Chef du restaurant trois étoiles qui porte son nom à Paris, Pierre Gagnaire a lui-même entretenu une relation complexe avec ce métier.
"J'avais une folle envie d'exister par ce métier, parce qu'au départ je ne l'aimais pas parce que ma famille me l'imposait. Toute mon histoire part de là", se souvient-il, lui dont les parents tenaient un étoilé près de Saint-Etienne.
"Chez nous, c'était la douleur. Mes parents travaillaient énormément, on ne mangeait jamais avec eux, et les clients, les bourgeois et les industriels de la ville, les humiliaient", se rappelle-t-il.

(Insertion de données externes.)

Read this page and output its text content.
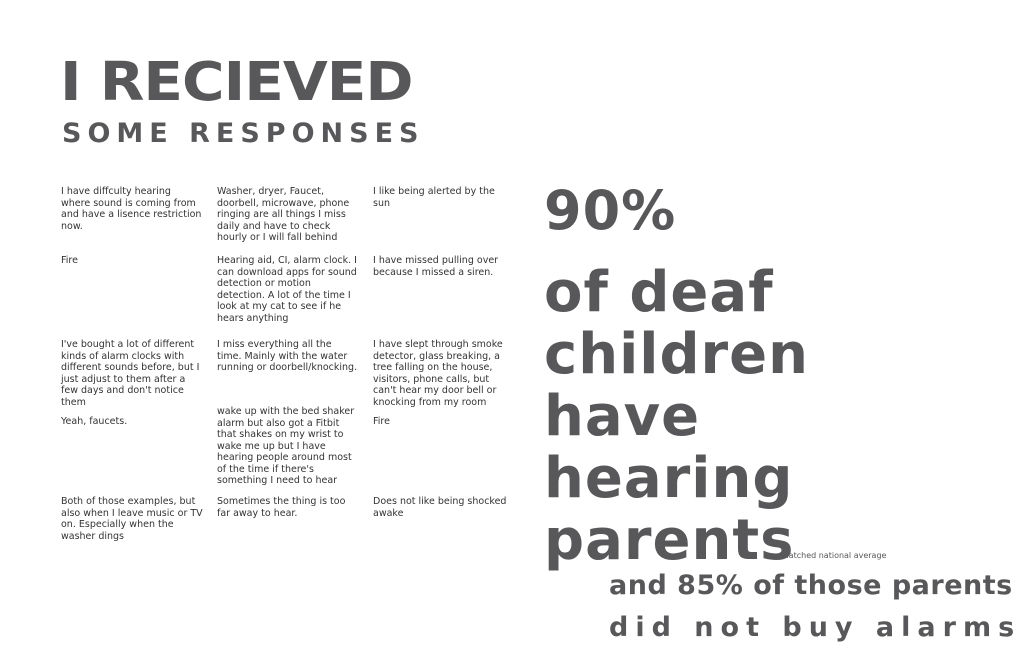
I RECIEVED
SOME RESPONSES
I have diffculty hearing where sound is coming from and have a lisence restriction now.
Washer, dryer, Faucet, doorbell, microwave, phone ringing are all things I miss daily and have to check hourly or I will fall behind
I like being alerted by the sun
Fire	Hearing aid, CI, alarm clock. I can download apps for sound detection or motion detection. A lot of the time I look at my cat to see if he hears anything
I have missed pulling over because I missed a siren.
I've bought a lot of different kinds of alarm clocks with different sounds before, but I just adjust to them after a few days and don't notice them
I miss everything all the time. Mainly with the water running or doorbell/knocking.
I have slept through smoke detector, glass breaking, a tree falling on the house, visitors, phone calls, but can't hear my door bell or knocking from my room
Yeah, faucets.
wake up with the bed shaker alarm but also got a Fitbit that shakes on my wrist to wake me up but I have hearing people around most of the time if there's something I need to hear
Fire
Both of those examples, but also when I leave music or TV on. Especially when the washer dings
Sometimes the thing is too far away to hear.
Does not like being shocked awake
90%
of deaf
children
have
hearing
parents
-matched national average
and 85% of those parents
did not buy alarms
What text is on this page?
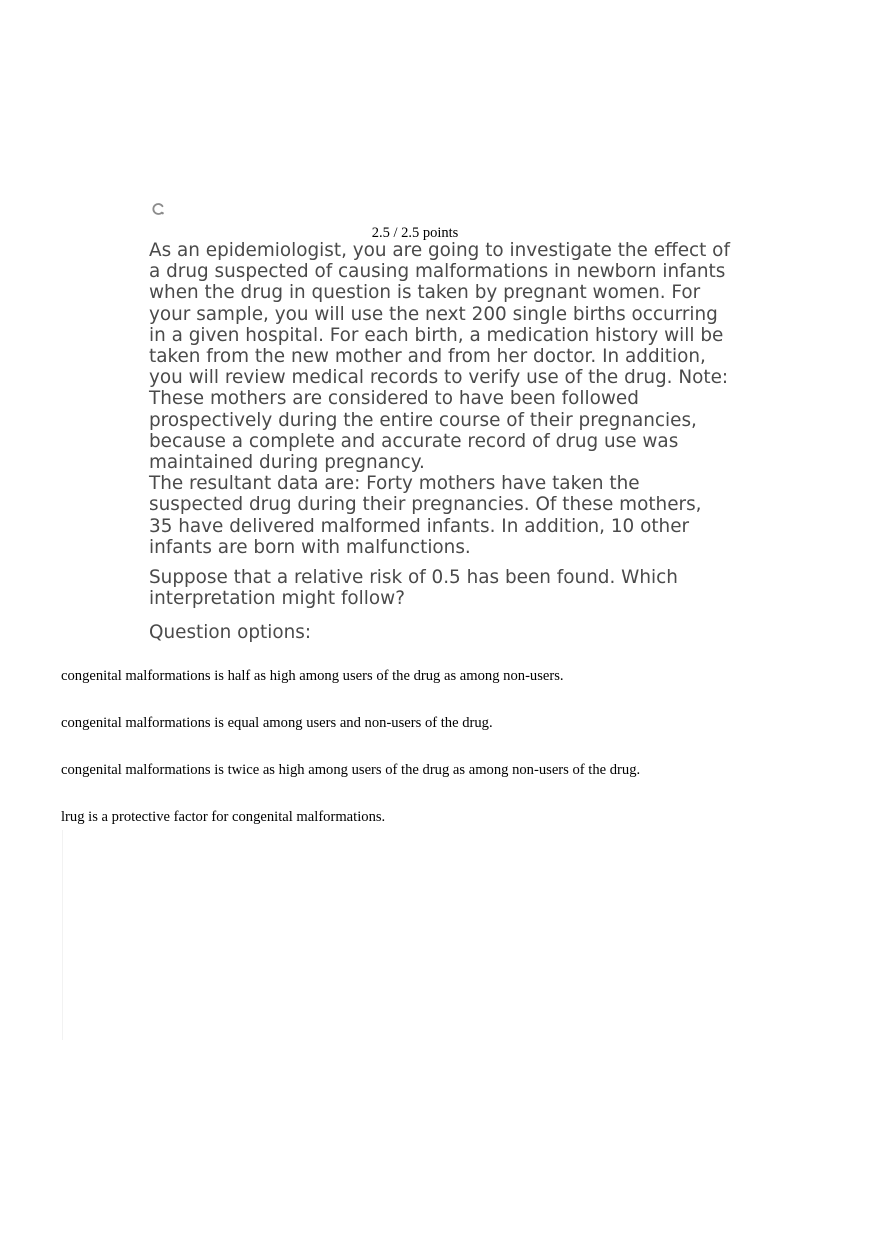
2.5 / 2.5 points

As an epidemiologist, you are going to investigate the effect of

a drug suspected of causing malformations in newborn infants

when the drug in question is taken by pregnant women. For

your sample, you will use the next 200 single births occurring

in a given hospital. For each birth, a medication history will be

taken from the new mother and from her doctor. In addition,

you will review medical records to verify use of the drug. Note:

These mothers are considered to have been followed

prospectively during the entire course of their pregnancies,

because a complete and accurate record of drug use was

maintained during pregnancy.

The resultant data are: Forty mothers have taken the

suspected drug during their pregnancies. Of these mothers,

35 have delivered malformed infants. In addition, 10 other

infants are born with malfunctions.

Suppose that a relative risk of 0.5 has been found. Which

interpretation might follow?

Question options:

congenital malformations is half as high among users of the drug as among non-users.
congenital malformations is equal among users and non-users of the drug.
congenital malformations is twice as high among users of the drug as among non-users of the drug.
lrug is a protective factor for congenital malformations.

Le déclic arrive quand il découvre une approche "plus ludique" de la cuisine et ses propres capacités.
"J'ai senti qu'avec mes doigts, j'avais un petit don pour construire des goûts et j'ai plongé dans cette histoire", indique-t-il.
Au cours de sa longue carrière qui l'a conduit à ouvrir des restaurants à Shanghai, Londres ou Dubaï, Pierre Gagnaire a collectionné les honneurs et connu des échecs.
Il lui reste en mémoire la fermeture en 1996 de son établissement à Saint-Etienne, faute de clients et malgré ses trois étoiles.
"Les guides ont été très gentils mais c'est un danger, parce que être dans un guide, ça ne veut pas dire que votre restaurant sera plein", explique-t-il.
Pierre Gagnaire affirme toutefois n'avoir "jamais eu l'idée d'abandonner la cuisine".
D'abord parce qu'il n'avait pas le choix, "je n'avais pas de sous", et parce que l'inspiration ne l'a jamais quitté.
"J'ai encore des histoires à raconter", dit-il. "Bien sûr, j'ai les mains un peu plus fatiguées qu'avant mais la tête fonctionne bien. Je ne dis pas que je trouve la grande idée tous les matins, mais je m'amuse et d'un coup, tout s'éclaire et je le partage avec les jeunes qui m'entourent. Et ça ça me ravit", ajoute-t-il.